Resultado: durante os atos criminosos, ninguém foi preso pelas forças de segurança do DF. A PMDF, convocada para conter as ações daqueles que dias atrás, em outro canto do Brasil, cantavam o hino nacional para um pneu de trator, utilizou força tática completamente distinta daquela empregada contra professores do DF em 2015.

O que motiva ou justifica as diferentes abordagens da polícia militar quando a ação se dá junto a professores das escolas públicas do DF, contra trabalhadores sem terra/sem teto, contra estudantes ou qualquer categoria da classe trabalhadora?

Professores expõem feridas causadas pelas balas de borracha disparadas pela PMDF, em ato realizado em 2015

 

No artigo científico “A Doutrina da Segurança Nacional de Contenção na Guerra Fria: fatores que contribuíram para a participação dos militares na política brasileira (1947-1969)”, Claudia Stephan afirma que “no Brasil, a introdução de uma ideologia de contenção do comunismo e da subversão, aliada ao histórico autoritário e intervencionista do Estado, culminou no estabelecimento de um Estado de Segurança Nacional, na institucionalização de princípios e práticas repressivas e na violação de direitos fundamentais de cidadãos brasileiros”.

Reportagem de dezembro de 2021 publicada pelo portal The Intercept mostra que uma tropa de elite do exército brasileiro encara movimentos sociais e políticos de esquerda como inimigos, e é treinada para combatê-los.

Os exemplos indicam que as forças policiais são fundamentadas em valores avessos às pautas que guiam movimentos sociais e sindicais, como o Sinpro-DF, como a valorização da classe trabalhadora, o questionamento das ordens, o exercício do pensamento crítico, o protagonismo popular.

“É uma forma de doutrinação – eles sim são doutrinados –, numa formação que remete aos tempos da Guerra Fria, onde o ‘fantasma do comunismo’ assombrava o mundo. Toda formação das Forças de Segurança são baseadas na Doutrina de Segurança Nacional, herdada dos EUA e das escolas de formação deste país”, avalia o presidente da CUT-DF (Central Única dos Trabalhadores do DF), Rodrigo Rodrigues.

Policiais durante ato terrorista de bolsonaristas, nessa segunda (12/12)

 

Segundo ele, os trabalhadores das forças de segurança, de forma geral, “não têm identificação com a classe trabalhadora”. “Há um preconceito institucional com os movimentos sociais organizados, representantes dos anseios sociais.”

Já para o Coronel da Reserva da PMDF Lima Filho, professor de Uso da Força da PMDF, o problema se dá pela estrutura do Estado, “que está tendendo para um lado”. “É um problema de estrutura federal, com articulações estaduais. Porque o governo federal é muito forte. Ele acaba induzindo, principalmente quando a base dele são as forças de segurança”, afirma.

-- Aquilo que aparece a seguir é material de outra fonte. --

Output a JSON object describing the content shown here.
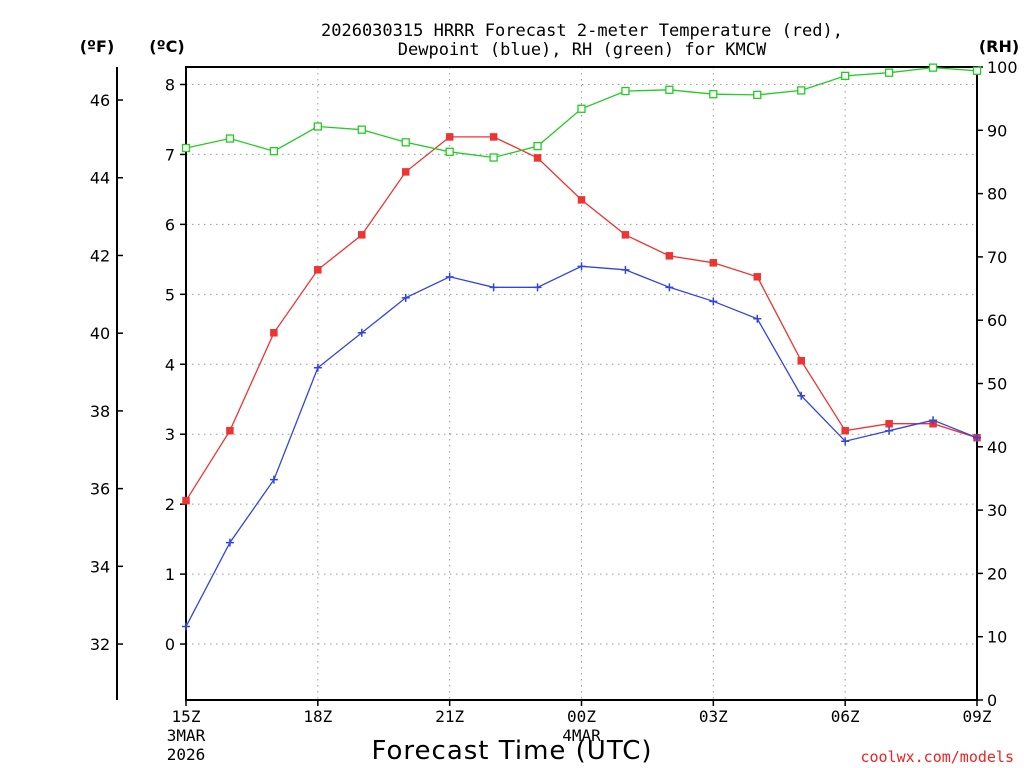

Nesta terça-feira (13/12), o Movimento Policiais Antifascismo do DF e do Comitê de Policiais Civis Antifascismo pró Lula chegaram a lançar nota de repúdio aos atos criminosos realizados pelos bolsonaristas na zona central do DF. “É importante fazermos alguns questionamentos: por qual motivo não houve nenhuma prisão, quando flagrantes os atos criminosos? Por que até o momento não foram desativados os acampamentos que atentam contra a ordem constitucional? Ocorreria tal leniência por parte das autoridades policiais com manifestações legítimas de estudantes, trabalhadores e militantes de movimentos sociais?”, questiona o documento.

Para a diretora do Sinpro-DF Luciana Custódio não há uma única conclusão do porquê da diferença de abordagem das forças de segurança. Mas é possível identificar claramente o resultado disso na sociedade. “Supressão de direitos fundamentais, democracia aparente, tentativa de calar os setores progressistas e de conter a indignação do povo. Tudo isso se torna consequência de uma abordagem truculenta a um movimento legítimo, como foi o da categoria do magistério, em 2015. Paralelamente, quando não são tomadas atitudes de repressão necessárias para conter movimentos antidemocráticos, incentiva-se a destruição do Estado de direito; banaliza-se a barbaridade, caminha-se na direção inversa da democracia”, afirma.

Segundo a sindicalista, o estabelecimento da verdadeira ordem vem através da consolidação dos movimentos sociais e sindical. “Não podemos nos calar. Agora, mais que nunca, a consciência de classe deve nos guiar e a luta nos fortalecer. É dizer não ao fascismo, não ao retrocesso”, diz.